The (Not-So) Calm Before The Storm – Dorian Edition
Years ago, the swimming star Esther Williams had a question she was asked so often, she had a card printed with the answer, “Yes, I still swim.”
Although ALAN isn’t quite that famous (or aquatic), we can relate. Because each time a hurricane starts to form, we have one question that seems to pop up more than all the others combined:
“What is ALAN doing to help before Hurricane (X) hits?
So since we are now entering the thick of hurricane season 2019, now seems like an ideal time to share this pre-storm Q&A (which has been tailored to address Hurricane Dorian) with you.
We hope it will give you a better sense of how we roll – and how we’re always working hard to save lives through logistics.
On behalf of all of us at ALAN, thank you for supporting us and those we serve, and please join us in holding good thoughts for the people of Florida and other parts of the Southeast in the days ahead.
ALAN Board Chair
FAQs About How ALAN Operates Prior To Hurricanes
What is ALAN doing to help before Hurricane Dorian hits the mainland U.S.?
When predicted disasters loom, ALAN is often in active mode long before we begin receiving, posting and fulfilling logistics relief requests.
During the days leading up to a storm, much of what we do is largely behind the scenes, including:
- Actively interfacing with our government and industry partners to promote greater collaboration and situational awareness that will aid relief and recovery efforts
- Contacting and meeting with government and industry partners that are located in potentially impacted areas to procure and provide situational awareness
- Reviewing the infrastructure and industries that are likely to be affected so we are ready to coordinate a private-sector supply chain call with the right audiences
- Checking with our nonprofit networks about what logistics resources they anticipate needing
- And amplifying important safety and preparation messages from various news and disaster preparation sources to help keep area businesses and residents informed
Those are exactly the kinds of things we’ve been doing to help with Dorian.
Why are these behind-the-scenes activities useful?
All of these activities help position ALAN and its partners to react rapidly and meaningfully as a disaster unfolds. Over the past 14 years of assisting with relief for every major U.S. hurricane, we’ve discovered they’re truly the best ways we can ensure that storm-impacted areas get the logistics help and resources they need.
After working with hurricanes so long, doesn’t ALAN pretty well know what’s going to be needed? If so why isn’t it already jumping in and getting logistics resources ready to go?

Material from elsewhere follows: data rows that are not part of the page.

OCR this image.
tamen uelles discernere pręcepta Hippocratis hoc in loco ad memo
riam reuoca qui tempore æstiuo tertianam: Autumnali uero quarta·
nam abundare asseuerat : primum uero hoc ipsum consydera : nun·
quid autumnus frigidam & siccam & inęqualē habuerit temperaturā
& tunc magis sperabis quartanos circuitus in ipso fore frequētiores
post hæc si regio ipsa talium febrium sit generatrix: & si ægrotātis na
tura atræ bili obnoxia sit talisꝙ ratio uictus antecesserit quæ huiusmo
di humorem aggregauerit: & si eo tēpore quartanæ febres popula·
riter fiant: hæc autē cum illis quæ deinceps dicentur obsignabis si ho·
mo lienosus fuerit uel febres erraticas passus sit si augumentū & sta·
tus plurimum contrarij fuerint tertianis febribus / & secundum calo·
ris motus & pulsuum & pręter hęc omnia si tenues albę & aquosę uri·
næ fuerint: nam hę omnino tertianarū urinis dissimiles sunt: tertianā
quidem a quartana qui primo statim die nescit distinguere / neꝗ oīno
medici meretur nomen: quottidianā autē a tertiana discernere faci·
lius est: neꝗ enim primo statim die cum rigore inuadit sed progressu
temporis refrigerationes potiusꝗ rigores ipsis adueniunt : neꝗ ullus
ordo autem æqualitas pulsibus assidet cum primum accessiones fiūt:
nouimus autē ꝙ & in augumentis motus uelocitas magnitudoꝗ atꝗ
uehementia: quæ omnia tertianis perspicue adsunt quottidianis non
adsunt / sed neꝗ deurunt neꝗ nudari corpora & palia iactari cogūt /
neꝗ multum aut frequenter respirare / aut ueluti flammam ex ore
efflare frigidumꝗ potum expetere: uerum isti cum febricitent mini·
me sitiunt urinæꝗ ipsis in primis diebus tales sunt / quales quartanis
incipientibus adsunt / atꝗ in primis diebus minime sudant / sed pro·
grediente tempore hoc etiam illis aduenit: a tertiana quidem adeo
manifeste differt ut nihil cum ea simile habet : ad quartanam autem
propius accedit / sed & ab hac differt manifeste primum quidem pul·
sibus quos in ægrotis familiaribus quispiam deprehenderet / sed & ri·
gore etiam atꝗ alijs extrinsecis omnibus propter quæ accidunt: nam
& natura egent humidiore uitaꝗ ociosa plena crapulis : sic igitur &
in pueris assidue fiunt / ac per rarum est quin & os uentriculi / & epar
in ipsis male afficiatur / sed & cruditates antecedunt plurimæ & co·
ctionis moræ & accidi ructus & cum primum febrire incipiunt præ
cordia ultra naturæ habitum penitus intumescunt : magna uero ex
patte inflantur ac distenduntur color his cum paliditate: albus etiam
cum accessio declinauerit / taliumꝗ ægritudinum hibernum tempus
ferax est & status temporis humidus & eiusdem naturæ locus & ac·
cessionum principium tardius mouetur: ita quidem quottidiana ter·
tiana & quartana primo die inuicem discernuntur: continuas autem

Even though all hurricanes have many things in common, each storm also has very different outcomes and pain points. And you really can’t predict what those will be – and where relief organizations will require supply chain assistance the most – until after a hurricane has moved through.
For example, some areas may have a compromised water supply that puts them sorely in need of things like water purification systems, while others may have a more immediate requirement for transporting things like inflatable boats to assist first responders who are conducting flood rescues. Additionally, certain areas may suffer more property damage and loss, which may lead to a greater need to help support and supply shelters. It really runs the gamut – and sometimes these needs change by the hour or minute.
That’s why ALAN doesn’t self-deploy, because it might tie up valuable resources that are needed by the first responders who are working to save lives. It’s also why we always tell logistics professionals not to self-deploy either. Everything we do is tied to a tangible request from a humanitarian organization that is actively providing relief to impacted areas.
Like the best supply chains, ALAN’s work is both predictive and demand-driven.
Speaking of tangible requests, are there any requests for Hurricane Dorian logistics assistance that have already come in?
Not at the moment. But that’s not unusual.
Most of our requests for assistance usually arrive after a hurricane has hit, because it often takes government and relief officials several days or weeks to get the lay of the land and figure out what’s really needed in terms of donated space, transportation, equipment, and services. Some requests can even come in long after a specific hurricane has stopped making headlines. For example, ALAN is still supporting clean-up and recovery efforts in the wake of several major hurricanes in years past, and we probably will be for some time to come.
In light of this, we hope people will bookmark our hurricane micro-site and visit it frequently in the weeks ahead, because contrary to how it might appear, hurricane relief isn’t just a sprint. It’s also a marathon, and there will probably be many opportunities to help, especially as hurricane season progresses.
Is there a way organizations can be helping now?
Absolutely. They can always make a monetary donation to help fund ALAN’s relief activities and allow us to provide help where it’s needed most.
We also have a place on this website where 3PLs, trucking companies, warehousing companies, and other logistics companies can pre-offer their space, services and equipment. We find these pre-offers to be hugely helpful, and we encourage organizations to make them even if they’re not located near a disaster area, because sometimes the items that need to be stored or transported can be located quite far away from a disaster area.
Are there any final comments you’d like to add?
Now is a great time to remind people that ALAN is only looking for offers of donated space, transportation or equipment, not offers to purchase these things. Everything we provide to relief organizations is supplied free of charge, so assisting us is solely a humanitarian opportunity, not a business deal.